Music helps DJ with autism find his voice
Kyle Brochu says music helps him communicate in a way that he had never been able to before
Growing up with autism, loud noises and crowds were often some of the biggest triggers for Prince George's Kyle Brochu.
But when Brochu started making music as a teenager, and eventually found himself deejaying, cranking out loud tunes in front of a crowd turned out to be comforting.
That's when Brochu, a self-described "shut-in hermit", realized that he had found his voice.
"I definitely think it's compensation for not having that social acceptance in everyday life," he told Daybreak North.
"Music has really influenced me by giving me an avenue for self actualization — a way to communicate concepts and feelings that I probably never would have been able to until that point."

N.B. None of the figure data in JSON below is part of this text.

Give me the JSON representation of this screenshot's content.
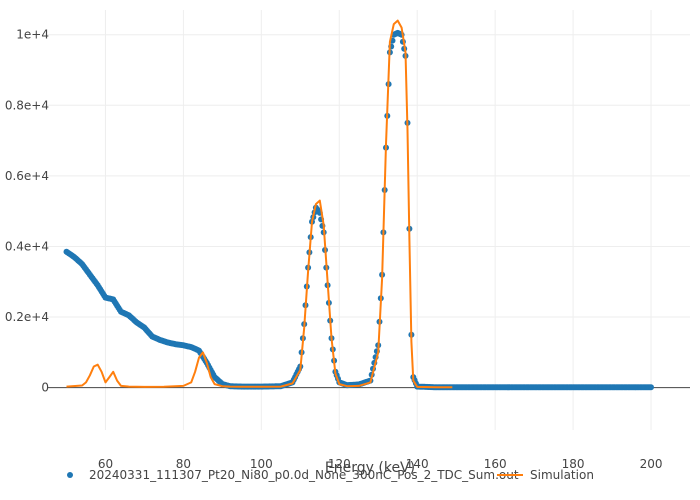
{
  "chart_data": {
    "type": "scatter",
    "title": "",
    "xlabel": "Energy (keV)",
    "ylabel": "",
    "xlim": [
      45,
      210
    ],
    "ylim": [
      -1200,
      10700
    ],
    "x_ticks": [
      60,
      80,
      100,
      120,
      140,
      160,
      180,
      200
    ],
    "x_tick_labels": [
      "60",
      "80",
      "100",
      "120",
      "140",
      "160",
      "180",
      "200"
    ],
    "y_ticks": [
      0,
      2000,
      4000,
      6000,
      8000,
      10000
    ],
    "y_tick_labels": [
      "0",
      "0.2e+4",
      "0.4e+4",
      "0.6e+4",
      "0.8e+4",
      "1e+4"
    ],
    "grid": true,
    "legend_position": "bottom",
    "series": [
      {
        "name": "20240331_111307_Pt20_Ni80_p0.0d_None_300nC_Pos_2_TDC_Sum.out",
        "mode": "markers",
        "color": "#1f77b4",
        "x": [
          50,
          52,
          54,
          56,
          58,
          60,
          62,
          64,
          66,
          68,
          70,
          72,
          74,
          76,
          78,
          80,
          82,
          84,
          86,
          88,
          90,
          92,
          95,
          100,
          105,
          108,
          110,
          111,
          112,
          113,
          114,
          115,
          116,
          117,
          118,
          119,
          120,
          122,
          125,
          128,
          130,
          131,
          132,
          133,
          134,
          135,
          136,
          137,
          137.5,
          138,
          138.5,
          139,
          140,
          145,
          150,
          160,
          170,
          180,
          190,
          200
        ],
        "y": [
          3850,
          3700,
          3500,
          3200,
          2900,
          2550,
          2500,
          2150,
          2050,
          1850,
          1700,
          1450,
          1350,
          1280,
          1230,
          1200,
          1150,
          1050,
          700,
          300,
          100,
          40,
          30,
          30,
          40,
          150,
          600,
          1800,
          3400,
          4700,
          5100,
          4950,
          4400,
          2900,
          1400,
          450,
          150,
          70,
          90,
          200,
          1200,
          3200,
          6800,
          9500,
          10000,
          10050,
          10000,
          9400,
          7500,
          4500,
          1500,
          300,
          30,
          10,
          10,
          10,
          10,
          10,
          10,
          10
        ]
      },
      {
        "name": "Simulation",
        "mode": "lines",
        "color": "#ff7f0e",
        "x": [
          50,
          54,
          55,
          56,
          57,
          58,
          59,
          60,
          61,
          62,
          63,
          64,
          66,
          70,
          75,
          80,
          82,
          83,
          84,
          85,
          86,
          87,
          88,
          90,
          92,
          95,
          100,
          105,
          108,
          110,
          111,
          112,
          113,
          114,
          115,
          116,
          117,
          118,
          119,
          120,
          122,
          125,
          128,
          130,
          131,
          132,
          133,
          134,
          135,
          136,
          137,
          137.5,
          138,
          138.5,
          139,
          140,
          145,
          149
        ],
        "y": [
          30,
          60,
          150,
          350,
          600,
          650,
          450,
          150,
          300,
          450,
          200,
          50,
          30,
          20,
          25,
          50,
          150,
          450,
          850,
          1000,
          700,
          300,
          100,
          40,
          30,
          25,
          25,
          30,
          120,
          500,
          1700,
          3300,
          4700,
          5200,
          5300,
          4600,
          3000,
          1400,
          400,
          100,
          40,
          50,
          150,
          1000,
          3100,
          6900,
          9800,
          10300,
          10400,
          10200,
          9500,
          7300,
          4200,
          1300,
          200,
          20,
          10,
          10
        ]
      }
    ]
  }
}
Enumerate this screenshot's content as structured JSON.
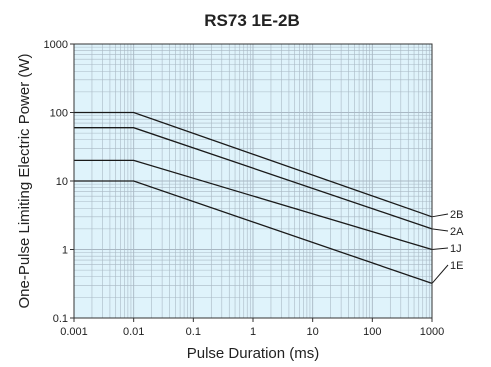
{
  "chart_data": {
    "type": "line",
    "title": "RS73 1E-2B",
    "xlabel": "Pulse Duration (ms)",
    "ylabel": "One-Pulse Limiting Electric Power (W)",
    "xscale": "log",
    "yscale": "log",
    "xlim": [
      0.001,
      1000
    ],
    "ylim": [
      0.1,
      1000
    ],
    "x_ticks": [
      "0.001",
      "0.01",
      "0.1",
      "1",
      "10",
      "100",
      "1000"
    ],
    "y_ticks": [
      "1000",
      "100",
      "10",
      "1",
      "0.1"
    ],
    "grid": true,
    "plot_background": "#dff3fb",
    "grid_color": "#a9b8c4",
    "line_color": "#1a1a1a",
    "series": [
      {
        "name": "2B",
        "points": [
          [
            0.001,
            100
          ],
          [
            0.01,
            100
          ],
          [
            1000,
            3
          ]
        ]
      },
      {
        "name": "2A",
        "points": [
          [
            0.001,
            60
          ],
          [
            0.01,
            60
          ],
          [
            1000,
            2
          ]
        ]
      },
      {
        "name": "1J",
        "points": [
          [
            0.001,
            20
          ],
          [
            0.01,
            20
          ],
          [
            1000,
            1
          ]
        ]
      },
      {
        "name": "1E",
        "points": [
          [
            0.001,
            10
          ],
          [
            0.01,
            10
          ],
          [
            1000,
            0.32
          ]
        ]
      }
    ]
  }
}
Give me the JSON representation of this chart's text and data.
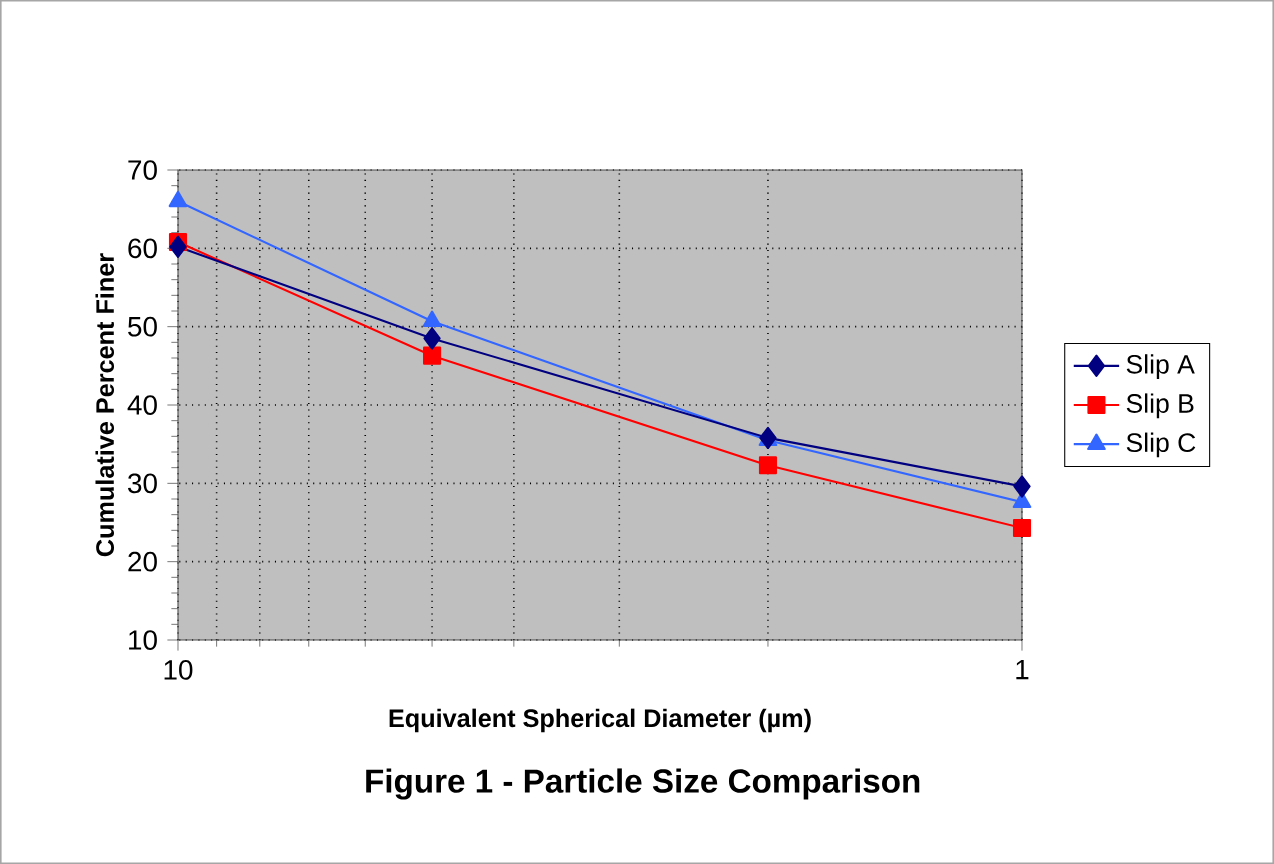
{
  "chart_data": {
    "type": "line",
    "xlabel": "Equivalent Spherical Diameter (µm)",
    "ylabel": "Cumulative Percent Finer",
    "annotations": [
      "Figure 1 - Particle Size Comparison"
    ],
    "x": [
      10,
      5,
      2,
      1
    ],
    "series": [
      {
        "name": "Slip A",
        "color": "#000080",
        "marker": "diamond",
        "values": [
          60.2,
          48.5,
          35.8,
          29.6
        ]
      },
      {
        "name": "Slip B",
        "color": "#ff0000",
        "marker": "square",
        "values": [
          60.8,
          46.3,
          32.3,
          24.3
        ]
      },
      {
        "name": "Slip C",
        "color": "#3366ff",
        "marker": "triangle",
        "values": [
          66,
          50.7,
          35.5,
          27.6
        ]
      }
    ],
    "log": "x",
    "xlim": [
      10,
      1
    ],
    "xticks": [
      10,
      1
    ],
    "ylim": [
      10,
      70
    ],
    "yticks": [
      10,
      20,
      30,
      40,
      50,
      60,
      70
    ],
    "grid": true,
    "legend": "right",
    "line_style": "solid"
  }
}
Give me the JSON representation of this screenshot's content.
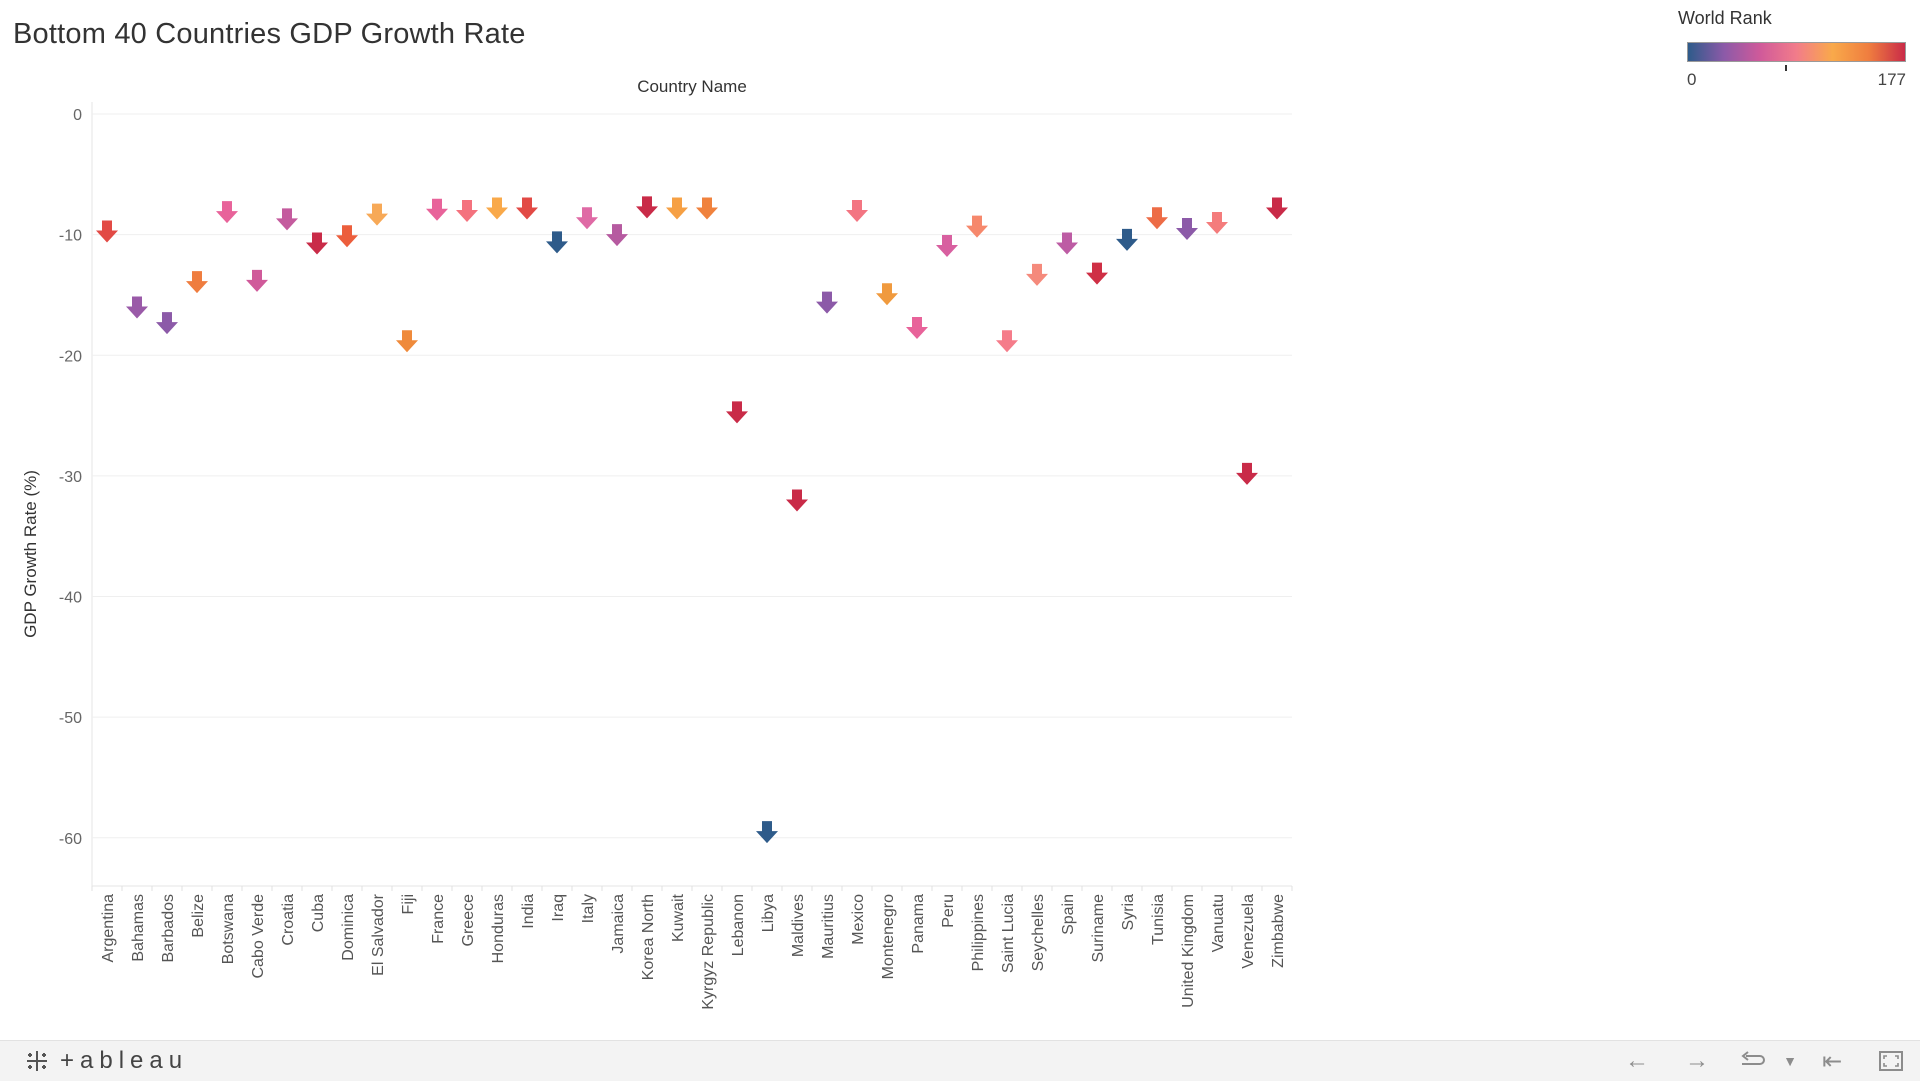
{
  "title": "Bottom 40 Countries GDP Growth Rate",
  "legend": {
    "title": "World Rank",
    "min_label": "0",
    "max_label": "177",
    "colors": [
      "#2e5b8a",
      "#8c5aa8",
      "#d05a9a",
      "#f27c8a",
      "#f9a94a",
      "#ef7d3f",
      "#c92b48"
    ]
  },
  "footer": {
    "logo_text": "+ableau",
    "icons": [
      "undo-icon",
      "redo-icon",
      "revert-icon",
      "dropdown-icon",
      "reset-icon",
      "fullscreen-icon"
    ]
  },
  "chart_data": {
    "type": "scatter",
    "marker": "down-arrow",
    "title": "Bottom 40 Countries GDP Growth Rate",
    "column_header": "Country Name",
    "ylabel": "GDP Growth Rate (%)",
    "xlabel": "",
    "ylim": [
      -64,
      1
    ],
    "yticks": [
      0,
      -10,
      -20,
      -30,
      -40,
      -50,
      -60
    ],
    "grid": true,
    "legend_placement": "top-right",
    "color_field": "World Rank",
    "color_range": [
      0,
      177
    ],
    "categories": [
      "Argentina",
      "Bahamas",
      "Barbados",
      "Belize",
      "Botswana",
      "Cabo Verde",
      "Croatia",
      "Cuba",
      "Dominica",
      "El Salvador",
      "Fiji",
      "France",
      "Greece",
      "Honduras",
      "India",
      "Iraq",
      "Italy",
      "Jamaica",
      "Korea North",
      "Kuwait",
      "Kyrgyz Republic",
      "Lebanon",
      "Libya",
      "Maldives",
      "Mauritius",
      "Mexico",
      "Montenegro",
      "Panama",
      "Peru",
      "Philippines",
      "Saint Lucia",
      "Seychelles",
      "Spain",
      "Suriname",
      "Syria",
      "Tunisia",
      "United Kingdom",
      "Vanuatu",
      "Venezuela",
      "Zimbabwe"
    ],
    "values": [
      -9.9,
      -16.2,
      -17.5,
      -14.1,
      -8.3,
      -14.0,
      -8.9,
      -10.9,
      -10.3,
      -8.5,
      -19.0,
      -8.1,
      -8.2,
      -8.0,
      -8.0,
      -10.8,
      -8.8,
      -10.2,
      -7.9,
      -8.0,
      -8.0,
      -24.9,
      -59.7,
      -32.2,
      -15.8,
      -8.2,
      -15.1,
      -17.9,
      -11.1,
      -9.5,
      -19.0,
      -13.5,
      -10.9,
      -13.4,
      -10.6,
      -8.8,
      -9.7,
      -9.2,
      -30.0,
      -8.0
    ],
    "colors": [
      "#e24a45",
      "#9a5aa8",
      "#8c5aa8",
      "#ef7d3f",
      "#e8639a",
      "#d05a9a",
      "#c45b9e",
      "#c92b48",
      "#ec5e3c",
      "#f7a957",
      "#ef8a3b",
      "#e8639a",
      "#f4727e",
      "#f9a94a",
      "#e24a45",
      "#2e5b8a",
      "#df6aa5",
      "#b65aa0",
      "#c92b48",
      "#f6a044",
      "#f0823d",
      "#c92b48",
      "#2e5b8a",
      "#c92b48",
      "#8c5aa8",
      "#f37582",
      "#f09a3e",
      "#e8639a",
      "#d860a0",
      "#f6886c",
      "#f57c8a",
      "#f58a7c",
      "#bd5ca4",
      "#cf2f45",
      "#2e5b8a",
      "#ed6c46",
      "#8c5aa8",
      "#f47c7c",
      "#c92b48",
      "#c92b48"
    ]
  }
}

Today, Brochu, a DJ and electronic music producer, goes by the alias Digital Shadow. Before he discovered music, Brochu says he always found it difficult to interact with others in social settings.
"One of the major differences in an autistic mind compared to a neuro-typical mind is those lack of filters, and a very common effect of that is sensory overload, or there's too much coming in," he said.
"You can't handle it all so you just need to shut down and go back off for a while. Most people see that, and that's what they associate — they see a disability … basically a withdrawal from the world, but they don't see the other end, which is so highly involved and so present."
Brochu says autism is a spectrum disorder. Rather than view it as a disability, people should simply see it as "a difference," he said.
"There's many different ways of doing things and if it works, it works," he said.